A spoofing vulnerability has been identified in Microsoft Edge (Chromium-based), tracked as CVE-2024-49054. The vulnerability was disclosed on November 22, 2024, and affects versions of Microsoft Edge Chromium up to (but not including) version 131.0.2903.63 (NVD).

The vulnerability has been assigned a CVSS v3.1 base score of 4.3 (MEDIUM) with the following vector: CVSS:3.1/AV:N/AC:L/PR:N/UI:R/S:U/C:N/I:L/A:N. This indicates that the vulnerability is network-accessible, requires low attack complexity, needs no privileges, but does require user interaction.
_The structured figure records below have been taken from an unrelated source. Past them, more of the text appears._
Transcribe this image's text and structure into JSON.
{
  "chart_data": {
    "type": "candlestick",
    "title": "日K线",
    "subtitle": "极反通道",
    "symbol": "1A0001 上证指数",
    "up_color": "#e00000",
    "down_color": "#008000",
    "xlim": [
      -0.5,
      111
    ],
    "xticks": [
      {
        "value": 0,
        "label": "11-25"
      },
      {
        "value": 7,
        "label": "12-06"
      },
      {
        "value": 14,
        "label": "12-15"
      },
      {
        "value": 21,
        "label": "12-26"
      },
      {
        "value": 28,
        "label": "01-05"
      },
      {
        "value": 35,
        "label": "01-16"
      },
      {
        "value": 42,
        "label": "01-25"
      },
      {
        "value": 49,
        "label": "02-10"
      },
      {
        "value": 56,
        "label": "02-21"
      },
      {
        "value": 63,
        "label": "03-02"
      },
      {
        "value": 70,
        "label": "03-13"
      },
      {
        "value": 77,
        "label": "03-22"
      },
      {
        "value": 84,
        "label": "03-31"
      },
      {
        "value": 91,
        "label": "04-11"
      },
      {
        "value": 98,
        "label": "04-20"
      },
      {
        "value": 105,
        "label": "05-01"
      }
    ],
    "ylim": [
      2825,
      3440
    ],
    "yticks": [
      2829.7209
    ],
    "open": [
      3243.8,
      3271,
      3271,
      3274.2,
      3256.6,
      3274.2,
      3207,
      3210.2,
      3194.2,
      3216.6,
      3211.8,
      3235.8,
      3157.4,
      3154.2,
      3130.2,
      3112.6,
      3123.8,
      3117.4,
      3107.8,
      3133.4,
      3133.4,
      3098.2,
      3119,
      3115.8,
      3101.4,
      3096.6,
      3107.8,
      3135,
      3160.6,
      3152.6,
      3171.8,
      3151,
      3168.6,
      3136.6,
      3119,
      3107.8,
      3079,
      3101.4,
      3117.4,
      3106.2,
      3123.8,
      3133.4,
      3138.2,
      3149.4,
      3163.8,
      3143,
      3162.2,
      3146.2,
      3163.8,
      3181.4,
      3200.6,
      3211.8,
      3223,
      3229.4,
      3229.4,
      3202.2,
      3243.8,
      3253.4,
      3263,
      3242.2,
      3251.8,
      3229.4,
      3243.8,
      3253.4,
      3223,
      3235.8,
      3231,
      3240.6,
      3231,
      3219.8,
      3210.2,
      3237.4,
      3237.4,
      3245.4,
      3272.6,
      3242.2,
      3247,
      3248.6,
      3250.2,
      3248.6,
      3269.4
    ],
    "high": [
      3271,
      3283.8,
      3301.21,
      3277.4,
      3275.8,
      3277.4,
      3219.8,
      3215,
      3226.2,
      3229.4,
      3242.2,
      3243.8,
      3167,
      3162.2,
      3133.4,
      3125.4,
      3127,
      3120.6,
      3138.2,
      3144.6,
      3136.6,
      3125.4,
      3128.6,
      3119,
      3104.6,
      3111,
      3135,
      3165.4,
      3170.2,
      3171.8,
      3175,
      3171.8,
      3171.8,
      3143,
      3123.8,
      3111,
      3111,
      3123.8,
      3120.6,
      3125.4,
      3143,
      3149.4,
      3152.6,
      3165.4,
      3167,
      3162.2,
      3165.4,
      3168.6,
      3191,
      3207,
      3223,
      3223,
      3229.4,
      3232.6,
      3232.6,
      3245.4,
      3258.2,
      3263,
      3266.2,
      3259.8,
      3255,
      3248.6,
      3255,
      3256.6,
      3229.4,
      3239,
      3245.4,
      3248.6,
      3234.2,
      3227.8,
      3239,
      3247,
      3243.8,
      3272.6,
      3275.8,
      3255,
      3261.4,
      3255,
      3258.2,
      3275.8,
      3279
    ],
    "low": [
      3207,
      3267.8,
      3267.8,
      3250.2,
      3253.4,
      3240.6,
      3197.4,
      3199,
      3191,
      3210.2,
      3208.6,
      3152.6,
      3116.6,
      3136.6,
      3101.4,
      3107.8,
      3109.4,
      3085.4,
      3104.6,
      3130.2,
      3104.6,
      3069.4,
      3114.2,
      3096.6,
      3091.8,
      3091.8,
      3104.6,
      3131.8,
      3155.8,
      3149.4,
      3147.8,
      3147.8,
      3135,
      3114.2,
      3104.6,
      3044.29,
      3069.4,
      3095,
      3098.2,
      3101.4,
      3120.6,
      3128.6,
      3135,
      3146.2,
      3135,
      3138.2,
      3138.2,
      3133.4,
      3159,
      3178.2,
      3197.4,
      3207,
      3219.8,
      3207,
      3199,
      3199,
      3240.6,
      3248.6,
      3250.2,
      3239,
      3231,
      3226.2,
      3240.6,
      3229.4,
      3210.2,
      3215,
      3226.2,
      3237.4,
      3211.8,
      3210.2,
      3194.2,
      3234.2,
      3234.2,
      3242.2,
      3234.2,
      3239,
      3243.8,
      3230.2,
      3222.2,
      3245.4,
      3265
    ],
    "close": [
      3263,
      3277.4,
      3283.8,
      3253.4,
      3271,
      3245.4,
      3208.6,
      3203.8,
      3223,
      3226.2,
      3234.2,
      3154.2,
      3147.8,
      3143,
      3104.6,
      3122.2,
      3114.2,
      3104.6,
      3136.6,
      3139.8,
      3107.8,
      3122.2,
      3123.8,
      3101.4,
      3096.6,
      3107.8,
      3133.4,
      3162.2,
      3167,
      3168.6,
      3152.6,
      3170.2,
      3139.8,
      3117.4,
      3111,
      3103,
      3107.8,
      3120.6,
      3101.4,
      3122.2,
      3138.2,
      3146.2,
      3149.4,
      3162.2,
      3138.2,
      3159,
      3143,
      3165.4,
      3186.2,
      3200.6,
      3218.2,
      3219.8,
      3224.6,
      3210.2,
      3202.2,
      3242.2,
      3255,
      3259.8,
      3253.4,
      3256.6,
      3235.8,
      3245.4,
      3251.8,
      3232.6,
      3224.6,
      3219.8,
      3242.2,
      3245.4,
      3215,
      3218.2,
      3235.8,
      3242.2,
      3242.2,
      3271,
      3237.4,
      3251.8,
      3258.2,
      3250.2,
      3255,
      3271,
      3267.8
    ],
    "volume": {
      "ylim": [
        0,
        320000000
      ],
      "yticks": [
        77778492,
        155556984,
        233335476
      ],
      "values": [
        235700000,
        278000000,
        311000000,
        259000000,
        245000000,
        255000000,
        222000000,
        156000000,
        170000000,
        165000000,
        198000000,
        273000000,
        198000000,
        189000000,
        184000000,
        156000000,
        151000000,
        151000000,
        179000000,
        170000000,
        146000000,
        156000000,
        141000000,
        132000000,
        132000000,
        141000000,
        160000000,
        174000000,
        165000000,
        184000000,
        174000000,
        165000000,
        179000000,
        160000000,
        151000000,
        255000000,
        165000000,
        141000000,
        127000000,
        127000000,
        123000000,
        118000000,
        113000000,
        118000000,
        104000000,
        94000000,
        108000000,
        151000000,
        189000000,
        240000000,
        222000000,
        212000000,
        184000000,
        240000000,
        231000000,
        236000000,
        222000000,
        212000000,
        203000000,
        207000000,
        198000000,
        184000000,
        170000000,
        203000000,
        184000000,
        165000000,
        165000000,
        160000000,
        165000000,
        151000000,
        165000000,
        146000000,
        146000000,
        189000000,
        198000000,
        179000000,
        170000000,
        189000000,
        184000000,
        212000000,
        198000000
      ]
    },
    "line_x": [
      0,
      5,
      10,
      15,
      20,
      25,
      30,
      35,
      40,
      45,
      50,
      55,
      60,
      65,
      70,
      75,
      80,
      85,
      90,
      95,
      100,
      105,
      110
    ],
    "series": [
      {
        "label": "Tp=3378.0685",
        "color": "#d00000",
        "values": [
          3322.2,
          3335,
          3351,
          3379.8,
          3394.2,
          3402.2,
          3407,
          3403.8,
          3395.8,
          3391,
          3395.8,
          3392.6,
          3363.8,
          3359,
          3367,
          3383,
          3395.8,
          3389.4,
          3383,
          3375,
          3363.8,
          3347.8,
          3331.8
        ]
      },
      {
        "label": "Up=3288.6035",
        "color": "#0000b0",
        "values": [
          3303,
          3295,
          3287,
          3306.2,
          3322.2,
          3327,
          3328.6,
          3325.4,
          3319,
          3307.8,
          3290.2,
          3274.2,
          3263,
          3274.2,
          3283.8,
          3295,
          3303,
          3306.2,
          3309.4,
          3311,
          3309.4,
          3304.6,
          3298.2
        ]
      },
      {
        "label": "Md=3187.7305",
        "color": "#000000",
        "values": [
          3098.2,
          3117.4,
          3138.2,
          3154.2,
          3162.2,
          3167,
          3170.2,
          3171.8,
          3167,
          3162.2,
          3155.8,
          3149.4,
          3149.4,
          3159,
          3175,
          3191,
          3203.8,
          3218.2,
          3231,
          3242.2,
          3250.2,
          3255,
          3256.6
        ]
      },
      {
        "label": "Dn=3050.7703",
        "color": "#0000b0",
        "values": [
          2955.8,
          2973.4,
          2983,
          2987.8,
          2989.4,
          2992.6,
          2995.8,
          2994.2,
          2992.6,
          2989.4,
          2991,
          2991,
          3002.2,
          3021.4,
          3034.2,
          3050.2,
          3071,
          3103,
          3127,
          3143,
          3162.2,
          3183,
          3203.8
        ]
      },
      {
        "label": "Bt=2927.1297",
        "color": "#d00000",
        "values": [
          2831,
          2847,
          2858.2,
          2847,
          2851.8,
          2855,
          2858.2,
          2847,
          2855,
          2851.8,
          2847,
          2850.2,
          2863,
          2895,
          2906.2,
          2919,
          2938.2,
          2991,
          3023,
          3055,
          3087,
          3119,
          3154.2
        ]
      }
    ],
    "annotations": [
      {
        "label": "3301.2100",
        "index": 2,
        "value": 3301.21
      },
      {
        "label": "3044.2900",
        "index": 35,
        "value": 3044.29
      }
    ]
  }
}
The scope is unchanged, with low impact on integrity and no impact on confidentiality or availability (NVD).

The vulnerability could allow an attacker to conduct spoofing attacks against users of Microsoft Edge. The impact is primarily focused on integrity with potential for misleading or deceiving users through spoofing techniques (Microsoft Edge Release Notes).

Microsoft has released a fix for this vulnerability in Microsoft Edge version 131.0.2903.63. Users are advised to update to this version or later to mitigate the vulnerability (Microsoft Edge Release Notes).